Sezon başından beri birkaç hafta hariç (özellikle Bursa maçı) Beşiktaş'ı izlediğimde büyük takım havası görmüyorum. Zaman zaman iyi oynayan küçük takım havasındalar. Büyük takım sahaya çıkar, kötü bile oynasa eğer 4-5 pozisyona giriyorsa en az üçünü gol yapar. Rakibini baskı altında tutar, bırakın rakibi baskı altında tutmayı Beşiktaş hakemi bile baskı altında tutamıyor... Zaten tribünde bayan seyirciler var. Saçma sapan bağırma çağırma ile futbolcuların da ritmini bozuyorlar.
Maç odunları attı ama...
Hayat ile futbol paralel giden şeylerdir. Mesela bir iş yaparsın o yaptığın işte nehir her zaman odun atmaz. Bazen çalı çırpı atar. Sen o odunu attığı zaman kenara istifleyeceksin. Yarın lazım olur diye. Çünkü o nehrin çalı çırpı atacağı günler de gelecek. Bu söylediğim cümleye bakın, bir de dünkü maçı izleyin, aynı şeyleri göreceksiniz. İlk 20 dakika Beşiktaş bol bol pozisyona girdi. Belki 5 tane. Yani maç ona odunları attı. Ama istifleyemedi. Sonra zaten çalı çırpı geldi, ondan sonra da bir gol yedi. Dua etsinler ikinciyi yemediler.
Neşteri vuracaksın!
Bu yıl bir şey beklenmez
ÖNDER ÖZEN HÂLÂ KEFiL Mi?
Sahaya bakıyorsunuz Beşiktaş için işler hiç de iyi gitmiyor. Peki kenardaki teknik direktör ne yapıyor, bilemiyorum. Galiba o da benim gibi karşılaşmayı seyrediyor. Ama onun benim gibi maç izlemeye hakkı yok. Duruma el koyması gerekiyor. Hatta sorumlularından hesap sorması... Bilic'in nasıl bir teknik direktör olduğunu Beşiktaş'ı yönetenlere veya şu anda futboldan sorumlu kişi olan Önder Özen'e sormak lazım. Ama 2 ay önce Önder Özen de "Bilic muazzam, ona kifilim" diyordu. Kefillik hâlâ devam ediyor mu bilmiyorum. Öyle ya da böyle bu Beşiktaş'ın daha iyi olması lazım. Artık Kasımpaşa Recep Tayyip Erdoğan Stadı'na gelenler uyandı. Zemine uygun ayakkabı getiriyorlar. Beşiktaş- Kasımpaşa karşılaşmasında da kayanlar oldu ama geçmişe oranla daha az. Demek ki alınan tedbirler işe yaramış...

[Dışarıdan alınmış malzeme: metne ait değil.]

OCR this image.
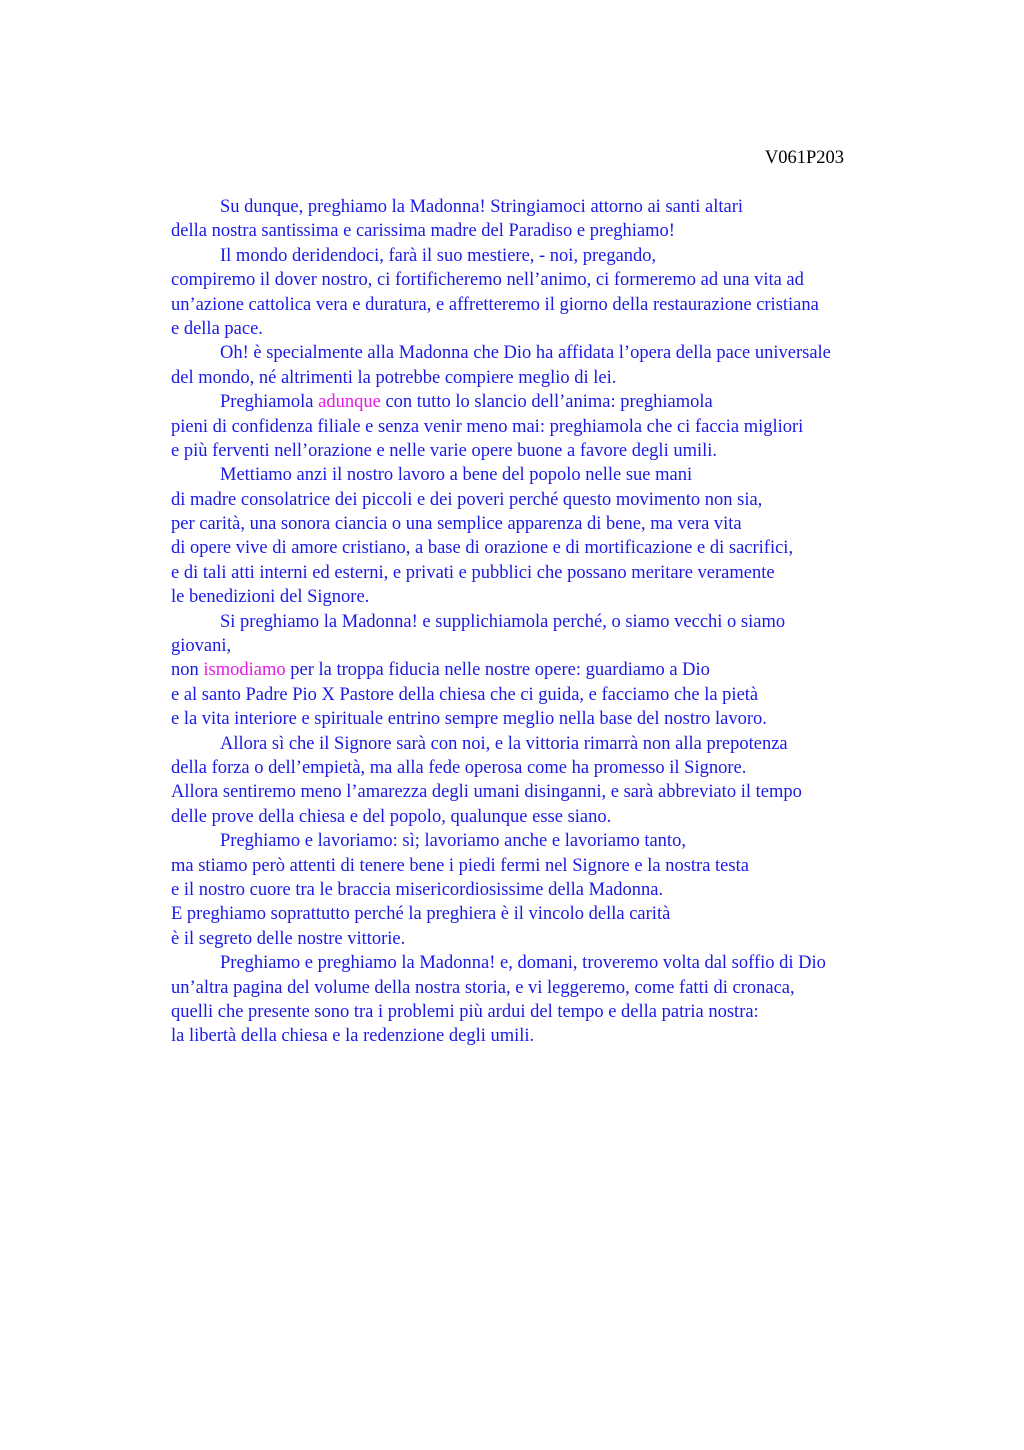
V061P203

Su dunque, preghiamo la Madonna! Stringiamoci attorno ai santi altari
della nostra santissima e carissima madre del Paradiso e preghiamo!
Il mondo deridendoci, farà il suo mestiere, - noi, pregando,
compiremo il dover nostro, ci fortificheremo nell’animo, ci formeremo ad una vita ad
un’azione cattolica vera e duratura, e affretteremo il giorno della restaurazione cristiana
e della pace.
Oh! è specialmente alla Madonna che Dio ha affidata l’opera della pace universale
del mondo, né altrimenti la potrebbe compiere meglio di lei.
Preghiamola adunque con tutto lo slancio dell’anima: preghiamola
pieni di confidenza filiale e senza venir meno mai: preghiamola che ci faccia migliori
e più ferventi nell’orazione e nelle varie opere buone a favore degli umili.
Mettiamo anzi il nostro lavoro a bene del popolo nelle sue mani
di madre consolatrice dei piccoli e dei poveri perché questo movimento non sia,
per carità, una sonora ciancia o una semplice apparenza di bene, ma vera vita
di opere vive di amore cristiano, a base di orazione e di mortificazione e di sacrifici,
e di tali atti interni ed esterni, e privati e pubblici che possano meritare veramente
le benedizioni del Signore.
Si preghiamo la Madonna! e supplichiamola perché, o siamo vecchi o siamo
giovani,
non ismodiamo per la troppa fiducia nelle nostre opere: guardiamo a Dio
e al santo Padre Pio X Pastore della chiesa che ci guida, e facciamo che la pietà
e la vita interiore e spirituale entrino sempre meglio nella base del nostro lavoro.
Allora sì che il Signore sarà con noi, e la vittoria rimarrà non alla prepotenza
della forza o dell’empietà, ma alla fede operosa come ha promesso il Signore.
Allora sentiremo meno l’amarezza degli umani disinganni, e sarà abbreviato il tempo
delle prove della chiesa e del popolo, qualunque esse siano.
Preghiamo e lavoriamo: sì; lavoriamo anche e lavoriamo tanto,
ma stiamo però attenti di tenere bene i piedi fermi nel Signore e la nostra testa
e il nostro cuore tra le braccia misericordiosissime della Madonna.
E preghiamo soprattutto perché la preghiera è il vincolo della carità
è il segreto delle nostre vittorie.
Preghiamo e preghiamo la Madonna! e, domani, troveremo volta dal soffio di Dio
un’altra pagina del volume della nostra storia, e vi leggeremo, come fatti di cronaca,
quelli che presente sono tra i problemi più ardui del tempo e della patria nostra:
la libertà della chiesa e la redenzione degli umili.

OYNAYANI KORUYUN, BOZANI DEĞİL
Hakemlerin geneli Beşiktaş maçlarında şuna dikkat etmiyorlar. Almeida hava topuna çıkacakmış gibi gösteriyor, hem topa çıkmıyor hem de eğiliyor. Arkadaki rakip topa yükseliyor, Almeida eğilince haliyle havadan inerken onun sırtına basıyor. Maalesef futbolu bilmeyen hakemlerimiz buna faul çalıyor. Burada art niyetli olan Almeida, rakipler değil. Hakemler evlerde pozisyonları izlesinler, aralarında tartışsınlar. O zaman görürler. Bakın hakem kardeşlerim; futbol oyun kuralları yol gösterir. Ama şunu unutmayın; oynayana prim verin bozana değil. Ondan sonra da bana "FIFA böyle diyor, UEFA böyle diyor" diye hikaye okumayın. FIFA da, UEFA da futbolda güzelliğin yanında; aldatmacanın, sahtekarlığın değil.